Throwback Thursday #42: A Trilobite Tale

This is Throwback Thursday #42.  In these, we look back into the past at ESCONI specifically and Earth Science in general.  If you have any contributions, (science, pictures, stories, etc …), please sent them to esconi.info@gmail.com.  Thanks!


We have another poem out the stacks of past ESCONI newsletters.  This one is from January 1960.  It’s called “A Trilobite Tale” and was submitted by Edward T Tonray.

A Trilobite Tale

Hark to the plight of the Trilobite
  That roamed the Silurian waters.
    What caused his fright was the Eurypterid’s bite,
      That had taken his sons and daughters.

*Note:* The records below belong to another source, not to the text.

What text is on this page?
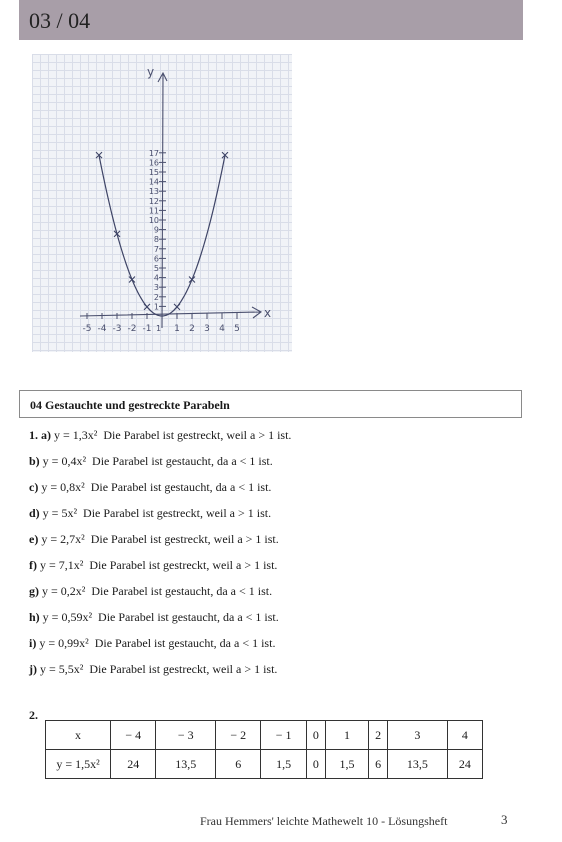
03 / 04
1
2
3
4
5
6
7
8
9
10
11
12
13
14
15
16
17
-5 -4 -3 -2 -1	1 2 3 4 5
y
x
1
04 Gestauchte und gestreckte Parabeln
1. a) y = 1,3x² Die Parabel ist gestreckt, weil a > 1 ist.
b) y = 0,4x² Die Parabel ist gestaucht, da a < 1 ist.
c) y = 0,8x² Die Parabel ist gestaucht, da a < 1 ist.
d) y = 5x² Die Parabel ist gestreckt, weil a > 1 ist.
e) y = 2,7x² Die Parabel ist gestreckt, weil a > 1 ist.
f) y = 7,1x² Die Parabel ist gestreckt, weil a > 1 ist.
g) y = 0,2x² Die Parabel ist gestaucht, da a < 1 ist.
h) y = 0,59x² Die Parabel ist gestaucht, da a < 1 ist.
i) y = 0,99x² Die Parabel ist gestaucht, da a < 1 ist.
j) y = 5,5x² Die Parabel ist gestreckt, weil a > 1 ist.
2.
x	− 4	− 3	− 2	− 1	0	1	2	3	4
y = 1,5x²	24	13,5	6	1,5	0	1,5	6	13,5	24
Frau Hemmers' leichte Mathewelt 10 - Lösungsheft	3
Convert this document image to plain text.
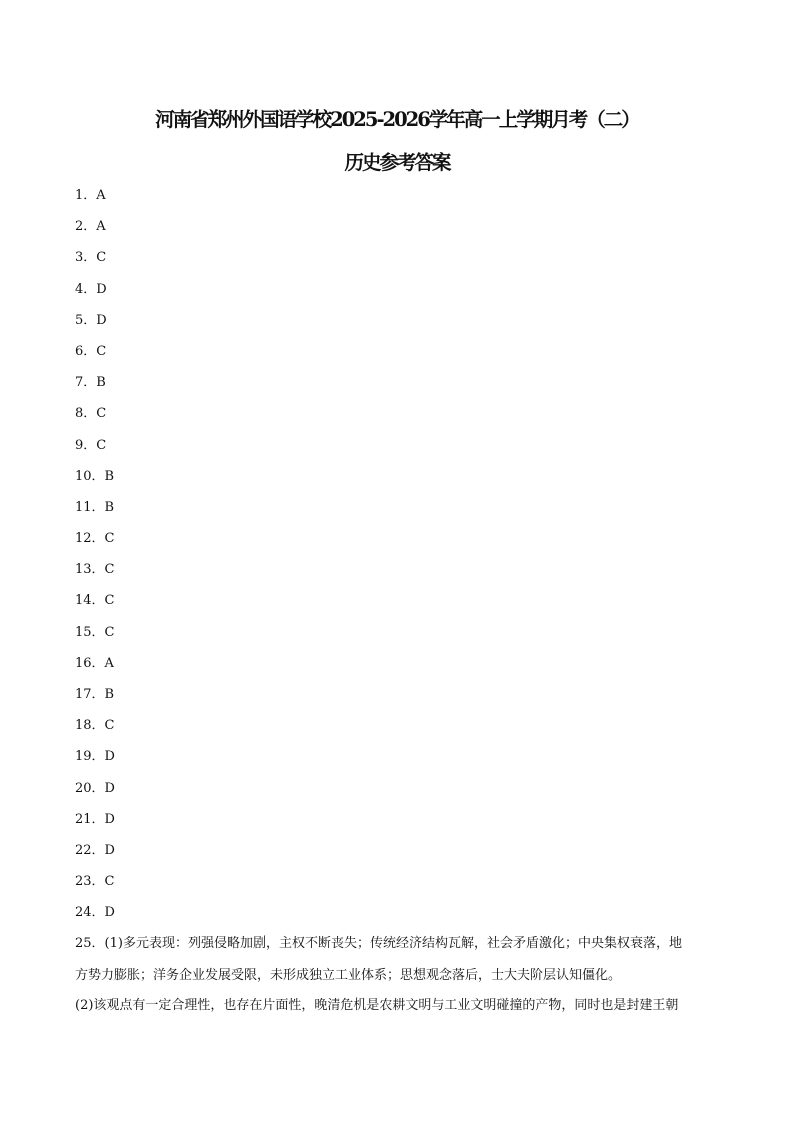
河南省郑州外国语学校2025-2026学年高一上学期月考（二）
历史参考答案
1．A
2．A
3．C
4．D
5．D
6．C
7．B
8．C
9．C
10．B
11．B
12．C
13．C
14．C
15．C
16．A
17．B
18．C
19．D
20．D
21．D
22．D
23．C
24．D
25．(1)多元表现：列强侵略加剧，主权不断丧失；传统经济结构瓦解，社会矛盾激化；中央集权衰落，地
方势力膨胀；洋务企业发展受限，未形成独立工业体系；思想观念落后，士大夫阶层认知僵化。
(2)该观点有一定合理性，也存在片面性，晚清危机是农耕文明与工业文明碰撞的产物，同时也是封建王朝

They met the thief ‘neath a crinoid sheaf
  Under the breakers foam.
    They came to grief on the coral reef
      That long has been their home.

The Trilobite stung cause he lost his young
  Dashed with a wild lunge
    But his foe sprung and his teeth stung
      As he caught him in full plunge.

Now this ocean bug who’d been so smug
  As through the sea he’d cruise
    Died like a mug in the Euryperid’s hug
      There in the primordial ooze.

The Cephalopod had a shell to ward
  Off the mean Eurypterid.
    But the Gastropod not so strongly shod
      Just slithered away and hid.

The Eurypterids grew in numbers too,
  And they were big and mean.
    And the Trilobite gave up the fight
      And soon vanished from the scene.